Toshiba Corp said it would raise ¥600 billion (US$5.35 billion) from a sale of new shares, a key step that would allow the troubled conglomerate to remain a publicly traded company even if the sale of its chip unit is delayed.
Toshiba’s board on Sunday met and approved a plan to raise ¥600 billion by offering new shares to 60 overseas investors who have signed up for the deal, the company said.
The company would also explore a divestment of assets related to its bankrupt US nuclear power business, Westinghouse Electric Co LLC, the company said.
Toshiba needs to raise ¥750 billion by the end of March next year to plug a balance sheet hole left by Westinghouse, or the company will be delisted from the Tokyo Stock Exchange.
The company would use proceeds from the share sale to pay off liabilities related to Westinghouse and book losses that would allow tax write-offs sufficient to boost its assets back above liabilities, the company said.
The share sale, together with the tax write-offs, would boost Toshiba’s balance sheet by at least ¥840 billion in total, it said.

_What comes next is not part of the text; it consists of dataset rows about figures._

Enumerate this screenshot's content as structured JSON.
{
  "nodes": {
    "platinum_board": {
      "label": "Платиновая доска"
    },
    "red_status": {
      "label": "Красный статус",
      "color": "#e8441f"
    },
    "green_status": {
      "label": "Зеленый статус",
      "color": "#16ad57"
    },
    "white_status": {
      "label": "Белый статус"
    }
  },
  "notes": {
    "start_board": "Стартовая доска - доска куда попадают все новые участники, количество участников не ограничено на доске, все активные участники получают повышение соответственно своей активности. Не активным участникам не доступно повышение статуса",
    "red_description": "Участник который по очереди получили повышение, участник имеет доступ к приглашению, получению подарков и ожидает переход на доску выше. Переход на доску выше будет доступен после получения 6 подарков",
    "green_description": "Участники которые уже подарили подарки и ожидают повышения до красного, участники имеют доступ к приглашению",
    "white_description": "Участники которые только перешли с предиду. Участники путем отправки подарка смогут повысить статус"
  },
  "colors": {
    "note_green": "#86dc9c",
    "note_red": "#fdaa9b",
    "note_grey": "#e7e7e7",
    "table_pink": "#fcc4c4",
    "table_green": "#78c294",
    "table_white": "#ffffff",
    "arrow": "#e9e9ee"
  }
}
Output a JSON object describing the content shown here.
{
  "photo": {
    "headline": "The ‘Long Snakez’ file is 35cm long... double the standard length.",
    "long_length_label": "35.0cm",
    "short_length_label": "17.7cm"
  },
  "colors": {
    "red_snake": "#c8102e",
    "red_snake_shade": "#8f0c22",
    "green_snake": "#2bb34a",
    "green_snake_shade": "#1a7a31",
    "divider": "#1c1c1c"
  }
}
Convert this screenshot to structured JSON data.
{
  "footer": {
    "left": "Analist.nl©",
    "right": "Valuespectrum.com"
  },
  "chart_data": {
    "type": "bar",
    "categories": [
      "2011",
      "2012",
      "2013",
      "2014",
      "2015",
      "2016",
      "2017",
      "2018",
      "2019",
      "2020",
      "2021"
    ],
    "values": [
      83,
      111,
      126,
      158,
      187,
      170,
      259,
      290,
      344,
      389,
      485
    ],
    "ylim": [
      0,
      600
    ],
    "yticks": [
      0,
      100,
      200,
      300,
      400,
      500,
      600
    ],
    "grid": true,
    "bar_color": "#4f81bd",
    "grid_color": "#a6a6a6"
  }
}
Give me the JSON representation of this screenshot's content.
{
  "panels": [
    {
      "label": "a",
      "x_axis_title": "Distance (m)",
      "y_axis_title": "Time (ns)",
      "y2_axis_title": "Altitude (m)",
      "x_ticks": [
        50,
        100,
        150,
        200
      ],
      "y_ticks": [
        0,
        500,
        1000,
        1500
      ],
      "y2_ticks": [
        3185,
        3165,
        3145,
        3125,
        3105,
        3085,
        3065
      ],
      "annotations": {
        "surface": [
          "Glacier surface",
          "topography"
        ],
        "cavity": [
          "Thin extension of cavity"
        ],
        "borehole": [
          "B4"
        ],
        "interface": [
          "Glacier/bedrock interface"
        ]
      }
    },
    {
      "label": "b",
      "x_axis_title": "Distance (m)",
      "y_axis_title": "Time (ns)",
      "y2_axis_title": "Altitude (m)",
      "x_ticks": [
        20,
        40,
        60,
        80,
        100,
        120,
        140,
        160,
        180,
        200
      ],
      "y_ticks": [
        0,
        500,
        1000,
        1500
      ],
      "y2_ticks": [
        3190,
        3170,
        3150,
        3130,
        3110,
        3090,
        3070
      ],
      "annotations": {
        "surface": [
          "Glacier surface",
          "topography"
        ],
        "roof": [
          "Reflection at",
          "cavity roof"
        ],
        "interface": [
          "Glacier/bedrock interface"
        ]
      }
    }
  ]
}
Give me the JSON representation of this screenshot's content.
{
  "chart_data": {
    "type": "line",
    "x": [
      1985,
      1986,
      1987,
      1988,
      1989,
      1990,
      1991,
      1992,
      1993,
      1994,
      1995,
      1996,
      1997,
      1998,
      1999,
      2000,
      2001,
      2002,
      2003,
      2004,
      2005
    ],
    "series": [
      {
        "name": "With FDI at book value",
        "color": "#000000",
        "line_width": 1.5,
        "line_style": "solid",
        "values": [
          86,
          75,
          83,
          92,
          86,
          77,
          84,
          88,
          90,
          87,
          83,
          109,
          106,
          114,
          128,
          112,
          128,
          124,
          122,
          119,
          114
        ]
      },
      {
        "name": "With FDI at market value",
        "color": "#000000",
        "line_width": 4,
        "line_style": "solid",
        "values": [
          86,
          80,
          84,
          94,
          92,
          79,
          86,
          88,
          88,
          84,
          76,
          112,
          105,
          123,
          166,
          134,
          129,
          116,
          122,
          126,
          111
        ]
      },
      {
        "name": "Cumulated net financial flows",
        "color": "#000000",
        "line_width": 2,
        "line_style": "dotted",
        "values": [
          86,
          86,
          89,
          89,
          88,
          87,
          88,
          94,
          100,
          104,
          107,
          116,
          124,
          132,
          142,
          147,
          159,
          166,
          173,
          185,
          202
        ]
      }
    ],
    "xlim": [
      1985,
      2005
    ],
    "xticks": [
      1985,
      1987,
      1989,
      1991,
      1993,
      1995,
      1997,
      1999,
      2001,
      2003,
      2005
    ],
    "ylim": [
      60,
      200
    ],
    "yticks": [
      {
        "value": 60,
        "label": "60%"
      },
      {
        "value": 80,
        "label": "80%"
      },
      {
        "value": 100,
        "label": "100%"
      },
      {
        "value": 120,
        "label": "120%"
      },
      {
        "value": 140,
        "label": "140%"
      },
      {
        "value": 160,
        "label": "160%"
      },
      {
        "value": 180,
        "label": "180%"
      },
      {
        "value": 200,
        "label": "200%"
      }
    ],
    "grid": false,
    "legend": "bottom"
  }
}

Toshiba is to issue the new shares at ¥262.8 per share, a 10-percent discount to Friday’s closing price of ¥292.
Payments from investors for the new shares are to be completed on Dec. 5, the company said.
Singapore-based fund Effissimo Capital Management Pte Ltd, established by former colleagues of Japan’s most famous activist investor Yoshiaki Murakami, are to become the largest shareholder in Toshiba with an 11.34 percent stake.
Toshiba is clawing its way back after an accounting scandal in 2015 that was followed by a multibillion-dollar loss in its nuclear operations in the US. The company agreed in September to sell its prized chip unit — Toshiba Memory Corp — to a group led by Bain Capital LP for US$18 billion.
However, potentially lengthy regulatory reviews in different countries mean the deal might not close before the end of March.